Bahan pokok akan sangat terpukul karena satu studi menunjukkan bahwa produksi gandum China akan berkurang setengahnya pada tahun pertama setelah konflik, produksi berasnya turun 21 persen.

Pasokan jagung AS akan turun sebanyak 20 persen. Rantai pasokan internasional akan goyah karena makanan menjadi langka. Menimbun, membeli panik dan mencungkil harga akan menjadi hal biasa, yang mengarah pada kelangkaan lebih lanjut dan meminggirkan orang miskin di dunia yang akan berjuang untuk selamat dari cobaan.

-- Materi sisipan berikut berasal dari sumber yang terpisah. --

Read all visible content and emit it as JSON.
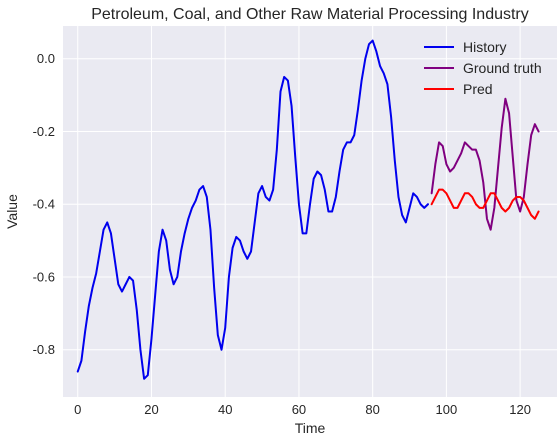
{
  "chart_data": {
    "type": "line",
    "title": "Petroleum, Coal, and Other Raw Material Processing Industry",
    "xlabel": "Time",
    "ylabel": "Value",
    "xlim": [
      -4,
      130
    ],
    "ylim": [
      -0.93,
      0.09
    ],
    "xticks": [
      0,
      20,
      40,
      60,
      80,
      100,
      120
    ],
    "yticks": [
      0.0,
      -0.2,
      -0.4,
      -0.6,
      -0.8
    ],
    "grid": true,
    "legend_position": "top-right",
    "series": [
      {
        "name": "History",
        "color": "#0000ee",
        "x": [
          0,
          1,
          2,
          3,
          4,
          5,
          6,
          7,
          8,
          9,
          10,
          11,
          12,
          13,
          14,
          15,
          16,
          17,
          18,
          19,
          20,
          21,
          22,
          23,
          24,
          25,
          26,
          27,
          28,
          29,
          30,
          31,
          32,
          33,
          34,
          35,
          36,
          37,
          38,
          39,
          40,
          41,
          42,
          43,
          44,
          45,
          46,
          47,
          48,
          49,
          50,
          51,
          52,
          53,
          54,
          55,
          56,
          57,
          58,
          59,
          60,
          61,
          62,
          63,
          64,
          65,
          66,
          67,
          68,
          69,
          70,
          71,
          72,
          73,
          74,
          75,
          76,
          77,
          78,
          79,
          80,
          81,
          82,
          83,
          84,
          85,
          86,
          87,
          88,
          89,
          90,
          91,
          92,
          93,
          94,
          95
        ],
        "y": [
          -0.86,
          -0.83,
          -0.75,
          -0.68,
          -0.63,
          -0.59,
          -0.53,
          -0.47,
          -0.45,
          -0.48,
          -0.55,
          -0.62,
          -0.64,
          -0.62,
          -0.6,
          -0.61,
          -0.69,
          -0.8,
          -0.88,
          -0.87,
          -0.77,
          -0.65,
          -0.53,
          -0.47,
          -0.5,
          -0.58,
          -0.62,
          -0.6,
          -0.53,
          -0.48,
          -0.44,
          -0.41,
          -0.39,
          -0.36,
          -0.35,
          -0.38,
          -0.47,
          -0.63,
          -0.76,
          -0.8,
          -0.74,
          -0.6,
          -0.52,
          -0.49,
          -0.5,
          -0.53,
          -0.55,
          -0.53,
          -0.45,
          -0.37,
          -0.35,
          -0.38,
          -0.39,
          -0.36,
          -0.25,
          -0.09,
          -0.05,
          -0.06,
          -0.13,
          -0.27,
          -0.4,
          -0.48,
          -0.48,
          -0.4,
          -0.33,
          -0.31,
          -0.32,
          -0.36,
          -0.42,
          -0.42,
          -0.38,
          -0.31,
          -0.25,
          -0.23,
          -0.23,
          -0.21,
          -0.14,
          -0.06,
          0.0,
          0.04,
          0.05,
          0.02,
          -0.02,
          -0.04,
          -0.07,
          -0.16,
          -0.28,
          -0.38,
          -0.43,
          -0.45,
          -0.41,
          -0.37,
          -0.38,
          -0.4,
          -0.41,
          -0.4
        ]
      },
      {
        "name": "Ground truth",
        "color": "#800080",
        "x": [
          96,
          97,
          98,
          99,
          100,
          101,
          102,
          103,
          104,
          105,
          106,
          107,
          108,
          109,
          110,
          111,
          112,
          113,
          114,
          115,
          116,
          117,
          118,
          119,
          120,
          121,
          122,
          123,
          124,
          125
        ],
        "y": [
          -0.37,
          -0.29,
          -0.23,
          -0.24,
          -0.29,
          -0.31,
          -0.3,
          -0.28,
          -0.26,
          -0.23,
          -0.24,
          -0.25,
          -0.25,
          -0.28,
          -0.34,
          -0.44,
          -0.47,
          -0.41,
          -0.3,
          -0.19,
          -0.11,
          -0.15,
          -0.27,
          -0.39,
          -0.42,
          -0.38,
          -0.29,
          -0.21,
          -0.18,
          -0.2
        ]
      },
      {
        "name": "Pred",
        "color": "#ff0000",
        "x": [
          96,
          97,
          98,
          99,
          100,
          101,
          102,
          103,
          104,
          105,
          106,
          107,
          108,
          109,
          110,
          111,
          112,
          113,
          114,
          115,
          116,
          117,
          118,
          119,
          120,
          121,
          122,
          123,
          124,
          125
        ],
        "y": [
          -0.4,
          -0.38,
          -0.36,
          -0.36,
          -0.37,
          -0.39,
          -0.41,
          -0.41,
          -0.39,
          -0.37,
          -0.37,
          -0.38,
          -0.4,
          -0.41,
          -0.41,
          -0.39,
          -0.37,
          -0.37,
          -0.39,
          -0.41,
          -0.42,
          -0.41,
          -0.39,
          -0.38,
          -0.38,
          -0.39,
          -0.41,
          -0.43,
          -0.44,
          -0.42
        ]
      }
    ]
  }
}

Pada tahun 2016, Organisasi Pangan dan Pertanian PBB memperkirakan bahwa 815 juta orang merasa rawan pangan. Mereka semua akan menghadapi risiko yang jauh lebih besar karena persediaan makanan dengan cepat berkurang setelah konflik semacam itu.

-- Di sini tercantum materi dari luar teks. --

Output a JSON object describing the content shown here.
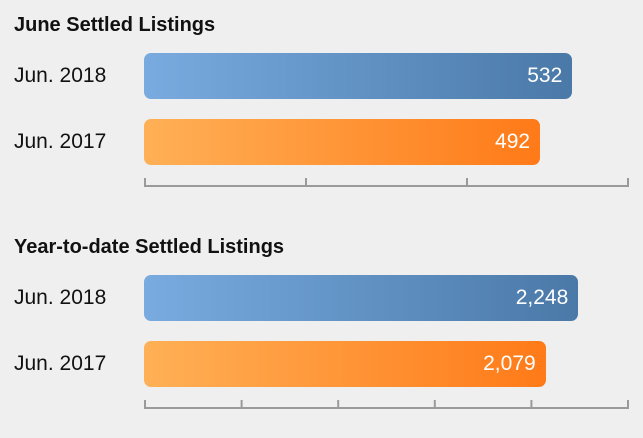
{
  "chart_data": [
    {
      "type": "bar",
      "orientation": "horizontal",
      "title": "June Settled Listings",
      "categories": [
        "Jun. 2018",
        "Jun. 2017"
      ],
      "values": [
        532,
        492
      ],
      "value_labels": [
        "532",
        "492"
      ],
      "xlim": [
        0,
        600
      ],
      "axis_ticks": 4,
      "colors": [
        "#4a79a8",
        "#ff7a18"
      ]
    },
    {
      "type": "bar",
      "orientation": "horizontal",
      "title": "Year-to-date Settled Listings",
      "categories": [
        "Jun. 2018",
        "Jun. 2017"
      ],
      "values": [
        2248,
        2079
      ],
      "value_labels": [
        "2,248",
        "2,079"
      ],
      "xlim": [
        0,
        2500
      ],
      "axis_ticks": 6,
      "colors": [
        "#4a79a8",
        "#ff7a18"
      ]
    }
  ]
}
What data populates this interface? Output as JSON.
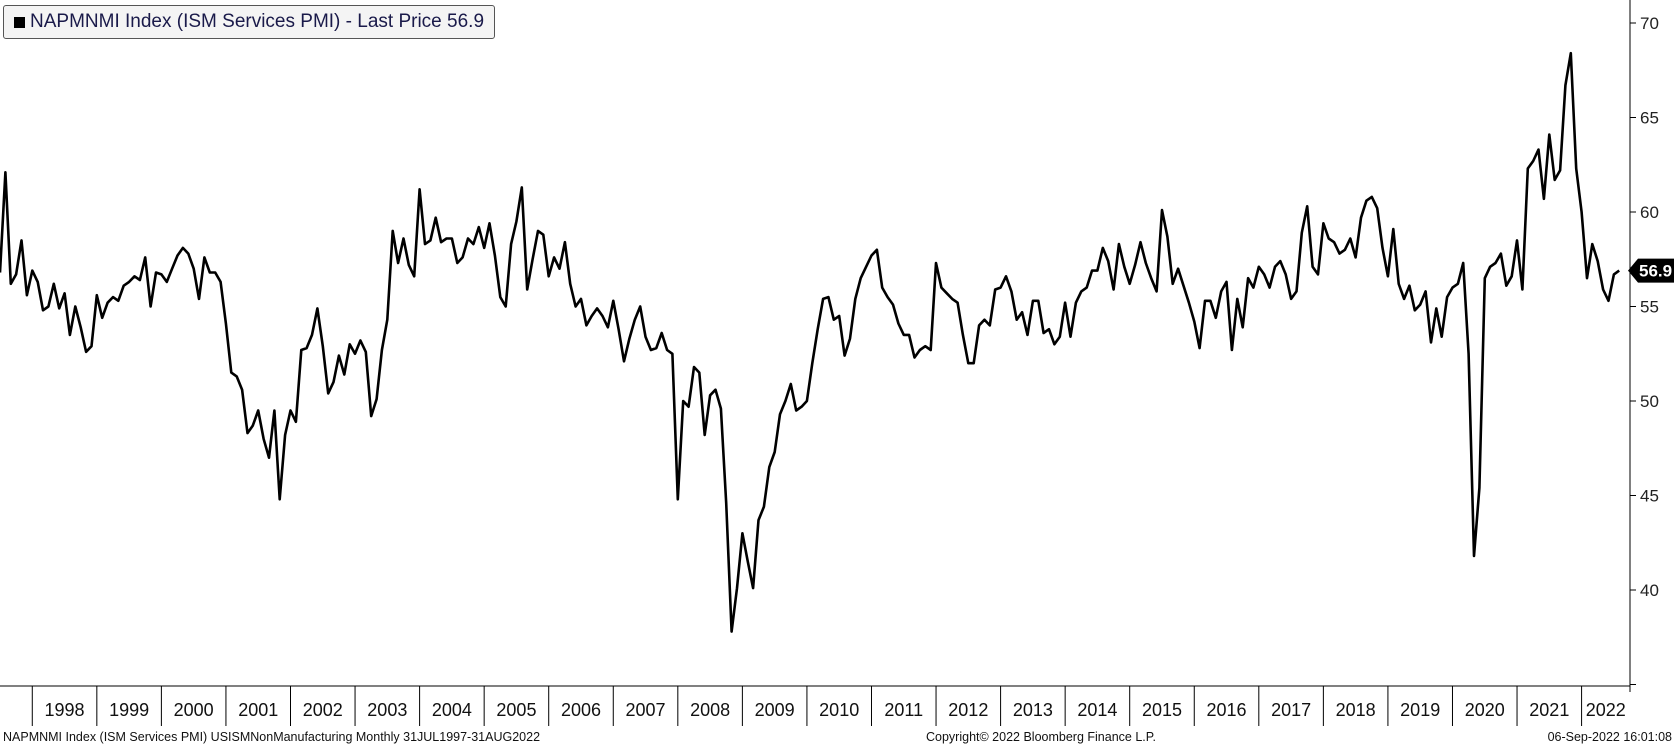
{
  "legend": {
    "label": "NAPMNMI Index (ISM Services PMI) - Last Price 56.9"
  },
  "footer": {
    "left": "NAPMNMI Index (ISM Services PMI) USISMNonManufacturing  Monthly 31JUL1997-31AUG2022",
    "center": "Copyright© 2022 Bloomberg Finance L.P.",
    "right": "06-Sep-2022 16:01:08"
  },
  "colors": {
    "line": "#000000",
    "axis": "#000000",
    "last_label_bg": "#000000"
  },
  "chart_data": {
    "type": "line",
    "title": "NAPMNMI Index (ISM Services PMI) - Last Price 56.9",
    "xlabel": "",
    "ylabel": "",
    "ylim": [
      35,
      71
    ],
    "yticks": [
      40,
      45,
      50,
      55,
      60,
      65,
      70
    ],
    "xlim": [
      "1997-07",
      "2022-10"
    ],
    "xticks": [
      "1998",
      "1999",
      "2000",
      "2001",
      "2002",
      "2003",
      "2004",
      "2005",
      "2006",
      "2007",
      "2008",
      "2009",
      "2010",
      "2011",
      "2012",
      "2013",
      "2014",
      "2015",
      "2016",
      "2017",
      "2018",
      "2019",
      "2020",
      "2021",
      "2022"
    ],
    "y_axis_position": "right",
    "grid": false,
    "last_value_label": "56.9",
    "series": [
      {
        "name": "NAPMNMI Index (ISM Services PMI)",
        "start": "1997-07",
        "frequency": "monthly",
        "values": [
          56.8,
          62.1,
          56.2,
          56.7,
          58.5,
          55.6,
          56.9,
          56.3,
          54.8,
          55.0,
          56.2,
          54.9,
          55.7,
          53.5,
          55.0,
          53.9,
          52.6,
          52.9,
          55.6,
          54.4,
          55.2,
          55.5,
          55.3,
          56.1,
          56.3,
          56.6,
          56.4,
          57.6,
          55.0,
          56.8,
          56.7,
          56.3,
          57.0,
          57.7,
          58.1,
          57.8,
          57.0,
          55.4,
          57.6,
          56.8,
          56.8,
          56.3,
          54.1,
          51.5,
          51.3,
          50.6,
          48.3,
          48.7,
          49.5,
          48.0,
          47.0,
          49.5,
          44.8,
          48.2,
          49.5,
          48.9,
          52.7,
          52.8,
          53.5,
          54.9,
          52.9,
          50.4,
          51.0,
          52.4,
          51.4,
          53.0,
          52.5,
          53.2,
          52.6,
          49.2,
          50.1,
          52.7,
          54.3,
          59.0,
          57.3,
          58.6,
          57.2,
          56.6,
          61.2,
          58.3,
          58.5,
          59.7,
          58.4,
          58.6,
          58.6,
          57.3,
          57.6,
          58.6,
          58.3,
          59.2,
          58.1,
          59.4,
          57.7,
          55.5,
          55.0,
          58.3,
          59.5,
          61.3,
          55.9,
          57.5,
          59.0,
          58.8,
          56.6,
          57.6,
          57.0,
          58.4,
          56.2,
          55.0,
          55.4,
          54.0,
          54.5,
          54.9,
          54.5,
          53.9,
          55.3,
          53.8,
          52.1,
          53.3,
          54.3,
          55.0,
          53.4,
          52.7,
          52.8,
          53.6,
          52.7,
          52.5,
          44.8,
          50.0,
          49.7,
          51.8,
          51.5,
          48.2,
          50.3,
          50.6,
          49.6,
          44.6,
          37.8,
          40.1,
          43.0,
          41.5,
          40.1,
          43.7,
          44.4,
          46.5,
          47.3,
          49.3,
          50.0,
          50.9,
          49.5,
          49.7,
          50.0,
          52.0,
          53.8,
          55.4,
          55.5,
          54.3,
          54.5,
          52.4,
          53.3,
          55.4,
          56.5,
          57.1,
          57.7,
          58.0,
          56.0,
          55.5,
          55.1,
          54.1,
          53.5,
          53.5,
          52.3,
          52.7,
          52.9,
          52.7,
          57.3,
          56.0,
          55.7,
          55.4,
          55.2,
          53.5,
          52.0,
          52.0,
          54.0,
          54.3,
          54.0,
          55.9,
          56.0,
          56.6,
          55.8,
          54.3,
          54.7,
          53.5,
          55.3,
          55.3,
          53.6,
          53.8,
          53.0,
          53.4,
          55.2,
          53.4,
          55.2,
          55.8,
          56.0,
          56.9,
          56.9,
          58.1,
          57.4,
          55.9,
          58.3,
          57.1,
          56.2,
          57.2,
          58.4,
          57.3,
          56.5,
          55.8,
          60.1,
          58.7,
          56.2,
          57.0,
          56.1,
          55.2,
          54.2,
          52.8,
          55.3,
          55.3,
          54.4,
          55.8,
          56.3,
          52.7,
          55.4,
          53.9,
          56.5,
          56.0,
          57.1,
          56.7,
          56.0,
          57.1,
          57.4,
          56.7,
          55.4,
          55.8,
          58.9,
          60.3,
          57.1,
          56.7,
          59.4,
          58.6,
          58.4,
          57.8,
          58.0,
          58.6,
          57.6,
          59.7,
          60.6,
          60.8,
          60.2,
          58.1,
          56.6,
          59.1,
          56.2,
          55.4,
          56.1,
          54.8,
          55.1,
          55.8,
          53.1,
          54.9,
          53.4,
          55.5,
          56.0,
          56.2,
          57.3,
          52.5,
          41.8,
          45.4,
          56.5,
          57.1,
          57.3,
          57.8,
          56.1,
          56.6,
          58.5,
          55.9,
          62.3,
          62.7,
          63.3,
          60.7,
          64.1,
          61.7,
          62.2,
          66.7,
          68.4,
          62.3,
          60.0,
          56.5,
          58.3,
          57.4,
          55.9,
          55.3,
          56.7,
          56.9
        ]
      }
    ]
  }
}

Efek cascading besar lainnya dari bahkan musim dingin nuklir parsial adalah penipisan lapisan ozon, yang memungkinkan tanaman menjadi lebih rusak oleh radiasi matahari ultraviolet keras tanpa filter.

Ozon akan dihancurkan oleh pemanasan atmosfer bagian atas karena lapisan udara yang sarat jelaga menyerap lebih banyak energi matahari. Efeknya akan bertahan selama lebih dari lima tahun, dengan 20 persen ozon hilang di planet ini dan, di beberapa tempat.

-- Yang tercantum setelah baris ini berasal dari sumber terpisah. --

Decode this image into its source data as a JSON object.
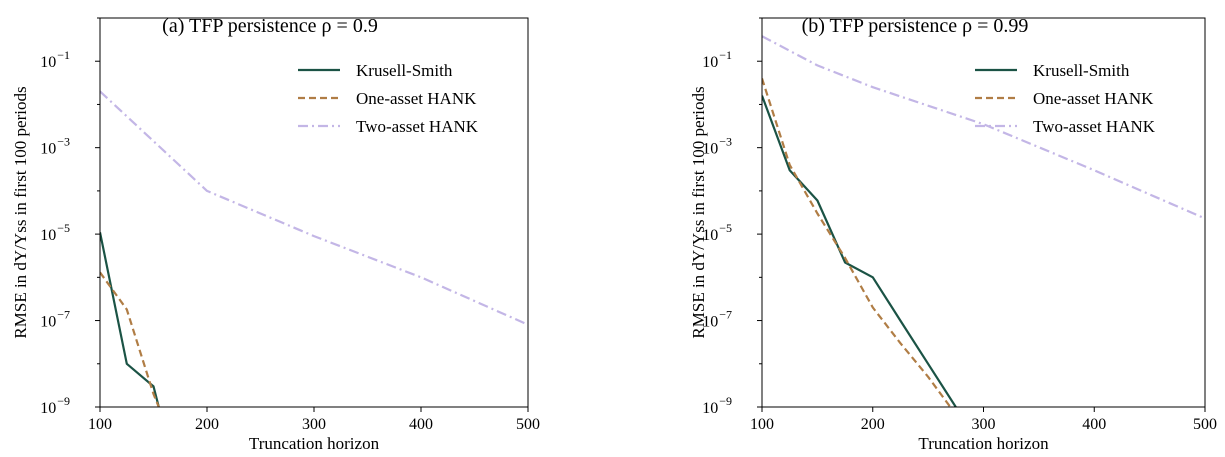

Sebanyak 70 persen, mengarah pada kerusakan yang signifikan terhadap tanaman, kehidupan laut dan hewan di Bumi, dan mengakibatkan kulit kanker, mutasi DNA dan kerusakan mata pada manusia dan hewan.

Ini, ditambah dengan persaingan keras untuk menyusutkan sumber daya, kemungkinan kerusuhan sipil karena kelaparan massal, pola cuaca yang cepat berubah dan keruntuhan keuangan, akan mengganggu seluruh kehidupan manusia tanpa ada bagian dari planet ini yang tidak terluka.

Sementara efek fisik dari musim dingin nuklir akan mulai menghilang setelah satu dekade ketika langit mulai cerah, konsekuensi bencana bahkan dari konflik nuklir yang terlokalisasi pun akan memiliki konsekuensi yang luas.

Bom yang dijatuhkan di Hiroshima dan Nagasaki kecil jika dibandingkan dengan senjata di gudang senjata nuklir modern.
Foto: Al Jazeera

Skenario mimpi buruk ini didasarkan hanya pada konflik nuklir yang relatif kecil antara dua kekuatan nuklir kecil yang bersama-sama memiliki 230 senjata nuklir. Sebaliknya, AS dan Rusia memiliki 12.675 hulu ledak nuklir yang mengejutkan di antara mereka.

Mereka bukan satu-satunya; Cina, Prancis, Inggris, Israel dan Korea Utara juga memiliki senjata mematikan ini, semuanya dapat menimbulkan kerusakan yang sangat besar di planet ini.

Sumber: aljazeera.com

Editor: tom.
Aplikasi Heta News sudah tersedia di Google Play Store. Silakan pasang di ponsel pintar Anda!